Still, Nye said the issue of discretion is a polarizing one, given that some of the listed complications may not even be caused by the abortion procedure.
“Some of the complications appear to be only tangentially related to abortion procedures, and more refined language may have better informed practitioners of what exactly they must report,” he wrote. “Disagreement between the parties alone does not rise to the level of vagueness, however there does appear to be a chance of success on the merits of Planned Parenthood’s vagueness challenge.”
Nye said he found no evidence that the state of Idaho acted out of animus against abortion providers by passing HB 638 and that the state has a legitimate interest in ensuring safe abortions. He also noted abortion providers have 90 days to report complications, should they arise, before they would face fines or sanctions.
But abortions are a constitutionally protected right, and the law comes at a time when groups like Planned Parenthood fear it may not always be – especially in conservative states emboldened by the election of President Donald Trump.
In February 2018, Idaho state Sen. Dan Foreman, a Republican, yelled “abortion is murder” at a group of university students lobbying for legislation to give women access to birth control. And in 2017, the local Boise Weekly reported Foreman said he would sponsor legislation to classify abortion as first-degree murder making both the woman and the doctor culpable. It never got a hearing.

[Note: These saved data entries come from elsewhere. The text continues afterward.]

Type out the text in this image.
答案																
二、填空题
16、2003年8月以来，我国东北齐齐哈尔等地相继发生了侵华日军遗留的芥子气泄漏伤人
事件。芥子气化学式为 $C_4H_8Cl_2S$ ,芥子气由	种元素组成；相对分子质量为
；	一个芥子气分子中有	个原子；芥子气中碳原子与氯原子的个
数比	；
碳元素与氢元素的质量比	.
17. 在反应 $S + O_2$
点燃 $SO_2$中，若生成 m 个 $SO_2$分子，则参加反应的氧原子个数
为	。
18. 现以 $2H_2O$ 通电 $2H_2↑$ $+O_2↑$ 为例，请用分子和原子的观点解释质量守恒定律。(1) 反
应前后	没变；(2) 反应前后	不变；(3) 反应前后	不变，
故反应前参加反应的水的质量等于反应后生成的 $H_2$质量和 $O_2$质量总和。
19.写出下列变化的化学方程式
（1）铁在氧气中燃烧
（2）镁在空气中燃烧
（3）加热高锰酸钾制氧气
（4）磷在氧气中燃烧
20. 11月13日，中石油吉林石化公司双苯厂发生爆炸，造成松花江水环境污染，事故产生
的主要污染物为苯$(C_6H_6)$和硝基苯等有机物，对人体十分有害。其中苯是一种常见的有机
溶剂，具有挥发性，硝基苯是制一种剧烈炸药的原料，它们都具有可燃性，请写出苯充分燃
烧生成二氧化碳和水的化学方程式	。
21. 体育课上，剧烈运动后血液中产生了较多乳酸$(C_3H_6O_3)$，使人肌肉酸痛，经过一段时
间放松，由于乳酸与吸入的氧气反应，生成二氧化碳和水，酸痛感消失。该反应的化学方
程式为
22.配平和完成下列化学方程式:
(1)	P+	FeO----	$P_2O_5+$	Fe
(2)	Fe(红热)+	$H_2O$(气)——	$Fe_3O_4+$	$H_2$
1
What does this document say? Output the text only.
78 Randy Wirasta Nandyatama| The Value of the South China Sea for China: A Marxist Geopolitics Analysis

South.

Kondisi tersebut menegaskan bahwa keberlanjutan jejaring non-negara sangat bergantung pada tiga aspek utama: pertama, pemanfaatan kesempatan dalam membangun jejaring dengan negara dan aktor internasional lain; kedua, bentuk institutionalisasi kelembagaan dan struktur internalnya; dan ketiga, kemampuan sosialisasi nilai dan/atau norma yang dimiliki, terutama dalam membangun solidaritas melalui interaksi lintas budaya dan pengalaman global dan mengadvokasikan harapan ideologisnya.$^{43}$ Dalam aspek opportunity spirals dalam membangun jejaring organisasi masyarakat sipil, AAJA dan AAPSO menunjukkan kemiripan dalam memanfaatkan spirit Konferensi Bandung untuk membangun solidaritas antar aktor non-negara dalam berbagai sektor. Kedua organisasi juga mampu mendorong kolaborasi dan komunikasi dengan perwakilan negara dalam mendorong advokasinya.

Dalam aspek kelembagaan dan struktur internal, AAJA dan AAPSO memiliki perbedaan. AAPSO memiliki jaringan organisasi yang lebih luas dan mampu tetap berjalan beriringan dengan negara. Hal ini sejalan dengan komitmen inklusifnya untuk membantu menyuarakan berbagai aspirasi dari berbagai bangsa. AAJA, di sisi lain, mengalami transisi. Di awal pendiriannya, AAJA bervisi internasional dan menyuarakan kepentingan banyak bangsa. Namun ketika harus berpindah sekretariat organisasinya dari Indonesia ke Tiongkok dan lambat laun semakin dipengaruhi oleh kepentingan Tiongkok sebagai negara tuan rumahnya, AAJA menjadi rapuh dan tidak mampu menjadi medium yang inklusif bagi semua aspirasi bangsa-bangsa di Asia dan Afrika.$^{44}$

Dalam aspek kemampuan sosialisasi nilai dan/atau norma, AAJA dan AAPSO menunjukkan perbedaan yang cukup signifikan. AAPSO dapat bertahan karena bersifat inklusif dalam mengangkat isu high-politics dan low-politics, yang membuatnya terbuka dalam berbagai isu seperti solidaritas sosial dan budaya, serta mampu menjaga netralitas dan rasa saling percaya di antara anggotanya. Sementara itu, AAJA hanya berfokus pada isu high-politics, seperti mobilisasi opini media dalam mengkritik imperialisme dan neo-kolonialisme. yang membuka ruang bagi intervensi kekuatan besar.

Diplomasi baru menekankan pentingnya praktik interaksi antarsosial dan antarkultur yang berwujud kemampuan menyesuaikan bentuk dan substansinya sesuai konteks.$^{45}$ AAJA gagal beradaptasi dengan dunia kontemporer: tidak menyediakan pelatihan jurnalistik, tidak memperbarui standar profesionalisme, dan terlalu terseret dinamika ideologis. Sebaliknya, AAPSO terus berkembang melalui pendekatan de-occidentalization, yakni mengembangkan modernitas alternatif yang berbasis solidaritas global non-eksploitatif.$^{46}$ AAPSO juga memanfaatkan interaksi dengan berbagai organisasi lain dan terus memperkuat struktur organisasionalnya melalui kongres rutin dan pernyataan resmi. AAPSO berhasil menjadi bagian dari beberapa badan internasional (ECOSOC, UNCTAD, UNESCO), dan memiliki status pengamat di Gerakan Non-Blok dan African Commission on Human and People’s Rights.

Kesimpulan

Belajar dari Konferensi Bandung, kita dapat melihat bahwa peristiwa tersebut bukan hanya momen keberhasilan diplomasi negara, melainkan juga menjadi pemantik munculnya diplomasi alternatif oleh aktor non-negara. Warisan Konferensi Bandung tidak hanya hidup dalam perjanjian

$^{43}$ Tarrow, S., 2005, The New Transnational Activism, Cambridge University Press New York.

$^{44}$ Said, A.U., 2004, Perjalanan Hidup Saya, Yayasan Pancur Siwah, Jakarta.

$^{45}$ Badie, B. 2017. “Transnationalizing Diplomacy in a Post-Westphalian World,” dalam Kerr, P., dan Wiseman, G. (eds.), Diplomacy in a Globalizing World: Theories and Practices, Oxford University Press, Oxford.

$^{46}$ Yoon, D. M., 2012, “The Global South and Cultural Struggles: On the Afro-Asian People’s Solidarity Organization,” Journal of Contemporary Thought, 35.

Jeremy Woodson, community engagement manger with the ACLU of Idaho, said in a phone interview that states will often chip away at abortion rights through legislation rather than making it illegal outright.
“It’s true that we’re seeing efforts to basically erode the ability to get an abortion from both the national and state levels,” Woodson said. “This is something that is happening around the country with states trying to chip away at access to abortion.”
Woodson said Nye’s ruling was disappointing, but it isn’t a total loss.
“The court just felt there wasn’t any immediate harm if the law remained in place. Even with the decision the court still concluded that the law may be unconstitutional,” he said, adding: “We very much disagree with this decision. As advocates in this area, while we’re still reviewing certain parts of the decision, we will continue to challenge this law.”
Idaho attorney general spokesman Scott Graf declined to comment on the ongoing litigation.